O'Brien · 1014
Clontarf
On Good Friday 1014 Brian Boru's army broke the combined Norse–Leinster forces outside Dublin. Brian was killed in his tent at the moment of victory.
Brian Bóramha had been high king of Ireland for twelve years when, in the spring of 1014, the king of Leinster Máel Mórda mac Murchada and the Norse-Irish king of Dublin Sigtrygg Silkbeard rose against him and summoned a great army of Hebridean, Manx, Orcadian and Scandinavian Norsemen to their aid. The combined force assembled at Dublin in late March. Brian's own army — the men of Munster, Connacht, the Uí Néill of the south, and the men of his own Dál Cais — marched up from the south and made camp on the strand at Clontarf, north of the Liffey, opposite the city.

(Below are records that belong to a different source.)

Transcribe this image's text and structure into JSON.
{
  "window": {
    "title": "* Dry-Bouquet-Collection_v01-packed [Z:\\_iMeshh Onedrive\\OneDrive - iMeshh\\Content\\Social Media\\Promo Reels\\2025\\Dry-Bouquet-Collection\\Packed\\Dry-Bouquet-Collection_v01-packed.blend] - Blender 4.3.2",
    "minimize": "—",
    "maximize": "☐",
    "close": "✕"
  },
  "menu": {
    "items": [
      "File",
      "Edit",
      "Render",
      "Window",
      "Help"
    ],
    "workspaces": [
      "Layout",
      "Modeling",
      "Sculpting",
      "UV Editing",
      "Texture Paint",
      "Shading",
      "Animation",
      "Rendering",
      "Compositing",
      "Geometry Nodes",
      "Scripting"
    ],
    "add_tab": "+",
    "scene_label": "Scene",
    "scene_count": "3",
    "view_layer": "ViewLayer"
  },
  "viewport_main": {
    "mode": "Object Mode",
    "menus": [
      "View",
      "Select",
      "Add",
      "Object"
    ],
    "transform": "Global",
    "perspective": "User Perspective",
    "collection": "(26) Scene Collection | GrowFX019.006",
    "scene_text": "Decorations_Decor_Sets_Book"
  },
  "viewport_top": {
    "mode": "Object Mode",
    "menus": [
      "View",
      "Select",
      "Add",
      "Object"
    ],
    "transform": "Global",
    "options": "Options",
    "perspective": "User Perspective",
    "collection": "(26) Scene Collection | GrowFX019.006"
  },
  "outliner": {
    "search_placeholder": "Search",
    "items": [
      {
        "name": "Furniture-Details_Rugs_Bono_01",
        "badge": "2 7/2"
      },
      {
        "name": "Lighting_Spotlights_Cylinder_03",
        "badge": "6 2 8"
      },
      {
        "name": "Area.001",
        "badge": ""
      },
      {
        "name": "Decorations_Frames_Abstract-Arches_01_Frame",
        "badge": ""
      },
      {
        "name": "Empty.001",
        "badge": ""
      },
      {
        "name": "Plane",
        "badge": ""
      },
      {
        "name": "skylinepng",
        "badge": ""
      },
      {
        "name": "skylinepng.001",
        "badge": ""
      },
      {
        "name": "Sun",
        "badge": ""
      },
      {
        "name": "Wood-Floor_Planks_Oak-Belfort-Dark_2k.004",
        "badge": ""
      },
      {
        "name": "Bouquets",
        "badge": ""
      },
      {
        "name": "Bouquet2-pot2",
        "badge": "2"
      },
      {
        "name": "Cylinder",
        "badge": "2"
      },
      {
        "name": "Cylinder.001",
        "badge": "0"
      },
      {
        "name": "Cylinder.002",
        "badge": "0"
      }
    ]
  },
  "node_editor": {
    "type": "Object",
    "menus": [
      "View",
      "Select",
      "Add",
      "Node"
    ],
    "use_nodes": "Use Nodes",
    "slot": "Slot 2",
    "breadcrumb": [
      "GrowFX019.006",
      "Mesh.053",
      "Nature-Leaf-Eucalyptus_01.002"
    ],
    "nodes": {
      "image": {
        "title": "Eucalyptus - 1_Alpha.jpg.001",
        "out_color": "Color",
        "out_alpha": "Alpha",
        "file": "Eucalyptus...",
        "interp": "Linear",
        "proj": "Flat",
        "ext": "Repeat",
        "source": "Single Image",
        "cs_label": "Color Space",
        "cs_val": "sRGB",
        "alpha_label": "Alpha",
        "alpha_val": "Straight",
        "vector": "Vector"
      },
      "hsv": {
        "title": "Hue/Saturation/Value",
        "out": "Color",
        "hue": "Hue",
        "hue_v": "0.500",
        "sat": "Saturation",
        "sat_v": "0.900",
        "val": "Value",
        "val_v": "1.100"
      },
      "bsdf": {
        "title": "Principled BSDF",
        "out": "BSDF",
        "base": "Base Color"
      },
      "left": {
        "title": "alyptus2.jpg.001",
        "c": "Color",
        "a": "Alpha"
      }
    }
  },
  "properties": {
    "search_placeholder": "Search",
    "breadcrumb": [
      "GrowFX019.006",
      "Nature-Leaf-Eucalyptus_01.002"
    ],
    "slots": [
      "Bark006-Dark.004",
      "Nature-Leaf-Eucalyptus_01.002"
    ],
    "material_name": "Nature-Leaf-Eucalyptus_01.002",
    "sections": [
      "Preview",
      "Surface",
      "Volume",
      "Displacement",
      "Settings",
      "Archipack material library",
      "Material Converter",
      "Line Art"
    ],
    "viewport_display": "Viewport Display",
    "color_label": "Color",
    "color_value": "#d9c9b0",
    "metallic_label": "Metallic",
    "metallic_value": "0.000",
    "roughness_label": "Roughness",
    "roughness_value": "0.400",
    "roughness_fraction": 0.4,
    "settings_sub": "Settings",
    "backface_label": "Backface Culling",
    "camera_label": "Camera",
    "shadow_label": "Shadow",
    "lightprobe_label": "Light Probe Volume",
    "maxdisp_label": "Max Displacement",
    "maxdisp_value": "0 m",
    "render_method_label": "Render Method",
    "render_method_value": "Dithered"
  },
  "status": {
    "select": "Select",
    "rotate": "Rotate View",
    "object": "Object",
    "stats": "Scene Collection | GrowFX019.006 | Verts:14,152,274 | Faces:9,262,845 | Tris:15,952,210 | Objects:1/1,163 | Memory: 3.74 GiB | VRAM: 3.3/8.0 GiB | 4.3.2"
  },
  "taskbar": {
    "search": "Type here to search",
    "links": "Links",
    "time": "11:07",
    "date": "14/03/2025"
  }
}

The battle was joined on Good Friday, 23 April 1014. By every contemporary account it was the longest and bloodiest field action ever fought on Irish soil — a hand-to-hand mêlée of axes, swords and short spears that lasted from sunrise until evening tide. Brian, by then in his early seventies and forbidden by the church custom of the day from bearing arms on Good Friday, watched the battle from his tent on a low hill above the strand, attended by his confessor and a few household men.
The high king's son Murchadh commanded the centre of the line. He fell late in the day, killed by Anrad the Norseman in the same blow that killed Anrad himself. Brian Boru's grandson Tairdelbach was found drowned at the river-mouth, swept off the strand by the rising tide. The Norse line broke in the late afternoon; Sigurd of Orkney was killed in the Norse rearguard's stand around his raven-banner; Sigtrygg fled into the city walls. The rout was running on toward Dublin Bridge when a small party of fleeing Norsemen — by the Irish account a Norwegian commander named Bróðir of the Isle of Man — chanced on the king's tent and killed him there. He was reading a psalter, by the tradition; the same tradition has him commit one last blow with his sword.
Clontarf has long been read as the moment that broke Norse political power in Ireland. The truth is more limited — the Norse-Irish coastal towns survived and prospered, and the Hiberno-Norse remained an integrated part of Irish society until the Anglo-Norman conquest a century and a half later. But the high kingship Brian had won by force did not survive him. His body and his son Murchadh's were carried in solemn procession over twelve days from Clontarf to Armagh and buried side by side at the cathedral there. The dynasty Brian founded — the Ó Briain — would rule Thomond for the next six hundred years.